Formación y Desarrollo de los Ciclones Tropicales y Otros Datos de Interés.

Este es un nuevo artículo dedicado a incrementar la cultura sobre los ciclones tropicales y a la PREPARACIÓN, para que Ud., su familia, y quienes le rodean, sepan cómo actuar en Temporada Ciclónica.

Cuáles son las Condiciones necesarias para la Formación de un Ciclón Tropical.
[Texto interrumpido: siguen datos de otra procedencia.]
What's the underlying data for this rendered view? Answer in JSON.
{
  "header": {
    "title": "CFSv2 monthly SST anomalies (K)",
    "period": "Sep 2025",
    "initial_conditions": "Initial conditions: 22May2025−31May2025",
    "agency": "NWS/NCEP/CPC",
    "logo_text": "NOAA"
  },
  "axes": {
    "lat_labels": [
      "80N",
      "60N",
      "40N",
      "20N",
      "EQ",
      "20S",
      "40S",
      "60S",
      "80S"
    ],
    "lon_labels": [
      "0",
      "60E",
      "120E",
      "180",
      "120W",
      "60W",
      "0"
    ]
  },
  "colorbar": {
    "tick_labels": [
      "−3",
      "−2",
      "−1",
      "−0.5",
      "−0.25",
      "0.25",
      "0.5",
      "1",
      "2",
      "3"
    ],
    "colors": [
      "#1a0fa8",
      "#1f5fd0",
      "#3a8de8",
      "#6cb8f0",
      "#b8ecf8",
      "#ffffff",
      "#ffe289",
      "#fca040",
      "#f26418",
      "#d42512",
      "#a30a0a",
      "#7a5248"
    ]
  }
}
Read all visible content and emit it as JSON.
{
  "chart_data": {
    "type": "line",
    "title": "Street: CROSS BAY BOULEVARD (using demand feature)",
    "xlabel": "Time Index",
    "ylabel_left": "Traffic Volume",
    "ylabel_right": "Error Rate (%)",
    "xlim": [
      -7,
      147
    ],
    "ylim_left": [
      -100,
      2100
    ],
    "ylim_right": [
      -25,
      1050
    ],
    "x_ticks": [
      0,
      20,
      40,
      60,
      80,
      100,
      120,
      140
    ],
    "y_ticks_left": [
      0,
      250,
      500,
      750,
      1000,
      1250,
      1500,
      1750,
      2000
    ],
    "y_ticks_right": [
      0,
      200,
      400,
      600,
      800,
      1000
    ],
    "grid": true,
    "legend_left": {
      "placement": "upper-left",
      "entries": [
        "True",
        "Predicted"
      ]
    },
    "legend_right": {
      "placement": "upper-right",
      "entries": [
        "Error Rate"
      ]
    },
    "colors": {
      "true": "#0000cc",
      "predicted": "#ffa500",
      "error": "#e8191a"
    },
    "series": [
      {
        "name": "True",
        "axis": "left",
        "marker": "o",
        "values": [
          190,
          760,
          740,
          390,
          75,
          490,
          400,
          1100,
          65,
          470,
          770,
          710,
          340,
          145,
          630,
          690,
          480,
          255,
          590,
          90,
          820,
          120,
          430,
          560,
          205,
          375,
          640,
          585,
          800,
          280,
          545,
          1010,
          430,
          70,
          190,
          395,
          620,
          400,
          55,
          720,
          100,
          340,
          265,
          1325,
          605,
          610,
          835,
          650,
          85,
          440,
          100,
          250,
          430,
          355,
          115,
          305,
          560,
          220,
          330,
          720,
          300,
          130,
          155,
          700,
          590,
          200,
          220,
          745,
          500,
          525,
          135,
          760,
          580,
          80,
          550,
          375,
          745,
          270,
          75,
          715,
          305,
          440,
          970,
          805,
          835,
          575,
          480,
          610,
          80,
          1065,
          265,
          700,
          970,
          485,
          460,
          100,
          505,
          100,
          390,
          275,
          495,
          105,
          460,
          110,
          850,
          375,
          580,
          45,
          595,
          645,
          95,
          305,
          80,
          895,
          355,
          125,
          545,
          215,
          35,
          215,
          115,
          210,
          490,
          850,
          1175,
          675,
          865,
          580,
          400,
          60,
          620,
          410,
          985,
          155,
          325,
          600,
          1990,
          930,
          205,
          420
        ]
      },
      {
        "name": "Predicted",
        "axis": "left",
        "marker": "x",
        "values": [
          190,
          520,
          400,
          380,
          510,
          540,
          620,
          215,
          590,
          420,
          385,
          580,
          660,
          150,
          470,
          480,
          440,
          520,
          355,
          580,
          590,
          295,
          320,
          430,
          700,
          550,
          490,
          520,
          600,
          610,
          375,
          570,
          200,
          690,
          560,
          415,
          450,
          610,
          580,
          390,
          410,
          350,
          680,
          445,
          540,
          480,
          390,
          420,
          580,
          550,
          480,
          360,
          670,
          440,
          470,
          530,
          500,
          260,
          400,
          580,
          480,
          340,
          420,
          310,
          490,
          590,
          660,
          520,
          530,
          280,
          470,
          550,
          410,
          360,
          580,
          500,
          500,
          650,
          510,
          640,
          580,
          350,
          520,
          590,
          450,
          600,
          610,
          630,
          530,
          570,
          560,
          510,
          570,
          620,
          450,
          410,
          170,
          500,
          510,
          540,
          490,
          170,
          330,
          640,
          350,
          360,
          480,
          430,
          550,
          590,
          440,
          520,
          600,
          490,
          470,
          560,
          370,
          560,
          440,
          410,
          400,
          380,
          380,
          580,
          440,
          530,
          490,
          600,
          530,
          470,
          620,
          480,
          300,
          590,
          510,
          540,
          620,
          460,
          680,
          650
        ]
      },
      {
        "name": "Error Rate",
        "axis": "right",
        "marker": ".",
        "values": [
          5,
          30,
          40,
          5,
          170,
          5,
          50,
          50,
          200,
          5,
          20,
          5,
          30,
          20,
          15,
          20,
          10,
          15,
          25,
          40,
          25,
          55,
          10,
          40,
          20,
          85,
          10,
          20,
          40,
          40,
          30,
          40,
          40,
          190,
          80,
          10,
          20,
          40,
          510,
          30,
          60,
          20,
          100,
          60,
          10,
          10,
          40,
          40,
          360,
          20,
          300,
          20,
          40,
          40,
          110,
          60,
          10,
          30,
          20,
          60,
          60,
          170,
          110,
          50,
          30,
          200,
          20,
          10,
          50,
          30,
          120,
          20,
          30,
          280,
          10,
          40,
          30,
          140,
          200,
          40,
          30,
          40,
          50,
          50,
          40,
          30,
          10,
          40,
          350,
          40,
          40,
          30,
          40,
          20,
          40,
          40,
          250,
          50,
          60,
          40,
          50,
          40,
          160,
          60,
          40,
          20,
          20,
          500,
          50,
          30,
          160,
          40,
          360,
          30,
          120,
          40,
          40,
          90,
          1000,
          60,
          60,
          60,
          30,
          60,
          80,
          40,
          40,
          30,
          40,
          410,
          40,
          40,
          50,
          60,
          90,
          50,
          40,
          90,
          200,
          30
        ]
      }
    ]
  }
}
En ciclón tropical surge y se desarrolla en una atmósfera tropical homogénea. Quiere esto decir que no puede estar asociado con masas de aire diferentes en cuanto a temperatura y humedad, como ocurre con los Ciclones Extratropical (o de fuera del trópico; llamados popularmente ciclones invernales), los que sí poseen en su circulación una masa de aire frío y otra cálida.

Las condiciones para la formación de un Ciclón tropical están dadas siempre que:

  1. exista una perturbación atmosférica con aire húmedo circundante, o sea, un área relativamente grande de lluvias, chubascos y tormentas eléctricas;
  2. ella esté localizada sobre el mar, en una zona donde la temperatura de su superficie sea de 26.5 ºC o superior, y;
  3. los vientos en la atmósfera superior, hasta los 10 – 12 kilómetros de altura, sean relativamente débiles respecto a los que soplan en los niveles bajos hasta la superficie del mar.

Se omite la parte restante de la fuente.